5 (tidak bereksplorasi namun berkomitmen), dan diffusion (tidak bereksplorasi dan belum berkomitmen). Vondracek, dkk. (1995, hlm. 18) menggolongkan tiap individu dalam satu status identitas berdasarkan gagasan Marcia, menunjukkan bahwa individu dengan status identitas achievement memiliki keraguan mengambil keputusan karir yang lebih rendah daripada individu dengan status identitas moratorium, foreclosure (tidak bereksplorasi namun berkomitmen), maupun diffusion (tidak bereksplorasi dan belum berkomitmen). Kemudian seperti pendapat Raskin (2006, hlm. 110) bahwa remaja yang lebih jauh dalam melakukan ekplorasi dalam proses pembentukan vokasional lebih bisa memilih alternatif karier mereka. 1.2 Rumusan Masalah Penelitian Berdasarkan latar belakang masalah di atas bahwa isu mengenai identitas dan perubahannya selalu ada dalam rentang kehidupan manusia. Status identitas seseorang dapat berpengaruh terhadap pemenuhan tugas-tugas perkembangan yang dianggap penting oleh remaja terutama pada domain vokasional. Seperti yang diungkap Marcia (1993a, hlm. 11) bahwa remaja tersebut melakukan eksplorasi alternatif yang memadai dalam domain vokasional, mengolah informasi mengenai alternatif yang dimiliki dan dapat membuat keputusan yang jelas dalam bidang vokasional. Remaja juga melakukan komitmen dalam melaksanakan keputusan yang dibuatnya dalam bentuk tindakan yang nyata. Berkaitan dengan vokasional, pada jenjang pendidikan menengah, terdapat perbedaan hasil lulusan antara peserta didik SMA dan SMK. Demikian pula adanya perbedaan antara peserta didik laki-laki dan perempuan mengenai orientasi vokasional yang hendak dipilih.

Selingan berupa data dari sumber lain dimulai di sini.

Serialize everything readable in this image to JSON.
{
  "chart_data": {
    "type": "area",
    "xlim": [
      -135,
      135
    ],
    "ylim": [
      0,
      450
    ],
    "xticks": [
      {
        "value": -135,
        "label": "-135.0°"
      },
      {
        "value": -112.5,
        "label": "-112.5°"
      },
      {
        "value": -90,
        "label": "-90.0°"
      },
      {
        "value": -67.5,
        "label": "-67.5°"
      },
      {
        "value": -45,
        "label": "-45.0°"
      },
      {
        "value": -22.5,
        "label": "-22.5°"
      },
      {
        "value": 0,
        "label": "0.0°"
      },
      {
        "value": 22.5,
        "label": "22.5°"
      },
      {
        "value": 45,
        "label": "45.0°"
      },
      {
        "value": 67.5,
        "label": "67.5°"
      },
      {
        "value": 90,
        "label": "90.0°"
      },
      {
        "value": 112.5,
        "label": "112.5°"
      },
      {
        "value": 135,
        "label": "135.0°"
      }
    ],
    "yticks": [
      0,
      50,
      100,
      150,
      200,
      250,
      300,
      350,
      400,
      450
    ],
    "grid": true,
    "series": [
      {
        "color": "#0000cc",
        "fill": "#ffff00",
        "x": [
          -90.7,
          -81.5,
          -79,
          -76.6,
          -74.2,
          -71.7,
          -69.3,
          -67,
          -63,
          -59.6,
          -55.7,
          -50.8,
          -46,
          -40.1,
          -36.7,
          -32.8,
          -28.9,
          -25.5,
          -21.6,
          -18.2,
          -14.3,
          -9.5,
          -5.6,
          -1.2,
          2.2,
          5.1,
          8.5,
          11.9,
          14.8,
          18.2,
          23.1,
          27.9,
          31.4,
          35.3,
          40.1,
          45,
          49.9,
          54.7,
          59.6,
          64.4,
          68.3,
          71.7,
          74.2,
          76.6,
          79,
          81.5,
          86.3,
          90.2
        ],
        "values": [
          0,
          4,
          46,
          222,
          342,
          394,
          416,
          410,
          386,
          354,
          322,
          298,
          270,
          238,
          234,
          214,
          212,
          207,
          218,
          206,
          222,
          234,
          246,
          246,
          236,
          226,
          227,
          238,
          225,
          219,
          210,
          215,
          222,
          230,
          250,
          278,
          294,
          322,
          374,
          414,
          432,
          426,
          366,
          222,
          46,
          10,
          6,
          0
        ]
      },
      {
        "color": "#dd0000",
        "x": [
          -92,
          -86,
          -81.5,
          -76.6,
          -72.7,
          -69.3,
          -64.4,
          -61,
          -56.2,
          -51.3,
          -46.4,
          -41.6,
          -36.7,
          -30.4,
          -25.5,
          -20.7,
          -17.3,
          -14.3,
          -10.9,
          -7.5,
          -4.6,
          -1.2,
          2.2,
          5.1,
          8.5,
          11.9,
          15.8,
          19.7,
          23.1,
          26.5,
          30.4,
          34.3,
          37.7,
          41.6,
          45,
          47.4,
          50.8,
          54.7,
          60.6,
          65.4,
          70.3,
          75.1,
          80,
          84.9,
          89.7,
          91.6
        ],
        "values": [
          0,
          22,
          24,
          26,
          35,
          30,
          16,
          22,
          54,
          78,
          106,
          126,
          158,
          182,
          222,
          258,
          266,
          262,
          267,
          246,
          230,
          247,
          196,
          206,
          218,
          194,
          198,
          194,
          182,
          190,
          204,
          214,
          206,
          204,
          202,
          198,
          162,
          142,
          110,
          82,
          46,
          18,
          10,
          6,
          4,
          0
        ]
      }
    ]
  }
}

6 Dari uraian di atas, maka penelitian akan difokuskan terhadap status identitas vokasional yang digagas oleh Marcia yang mana ditujukan pada peserta didik SMA dan SMK. Masalah utama yang perlu dijawab melalui penelitian ini dirumuskan dalam pertanyaan berikut. 1) Apakah terdapat perbedaan status identitas vokasional antara peserta didik SMA dan SMK? 2) Apakah terdapat perbedaan status identitas vokasional antara peserta didik laki-laki dan perempuan? 1.3 TujuanPenelitian Secara khusus penelitian ini bertujuan untuk mendeskripsikan, sebagai berikut. 1) Perbedaan status identitas vokasional antara peserta didik SMA dan SMK. 2) Perbedaan status identitas vokasional antara peserta didik laki-laki dan perempuan. 1.4 Manfaat Penelitian Hasil dari penelitian ini diharapkan dapat memberikan manfaat dalam perspektif khusus di bawah ini. 1.4.1 Manfaat Teoritis Hasil penelitian ini dapat memberikan sumbangan ilmu pengetahuan khususnya mengenai gambaran status identitas vokasional peserta didik pada jenjang pendidikan menengah. 1.4.2 Manfaat Praktis 1) Bagi Konselor di sekolah, menjadi pertimbangan dalam memberikan layanan bimbingan dan konseling khususnya dalam bidang karier di

7 sekolah karena telah diperoleh informasi mengenai gambaran status identitas vokasional. 2) Bahan kajian dan informasi awal bagi peneliti selanjutnya yang berhubungan dengan identitas vokasional. 1.5 Struktur Organisasi Skripsi Pada bab I berisi latar belakang penelitian, perumusan masalah, tujuan penelitian, manfaat penelitian, dan struktur organisasi skripsi. Pada bab II dibahas mengenai kajian pustaka mengenai identitas vokasional, jenis kelamin dan jenjang pendidikan menengah. Pada bab III berisi penjabaran rinci mengenai: desain penelitian; partisipan; populasi dan sampel; prosedur penelitian, dan analisis data,. Bab IV berisi akan temuan penelitian yang kemudian dibahas dengan berbagai pendapat para ahli maupun data-data penelitian lain. Bab V terdiri dari simpulan penelitian dan rekomendasi bagi para pelaku bimbingan dan konseling serta peneliti selanjutnya.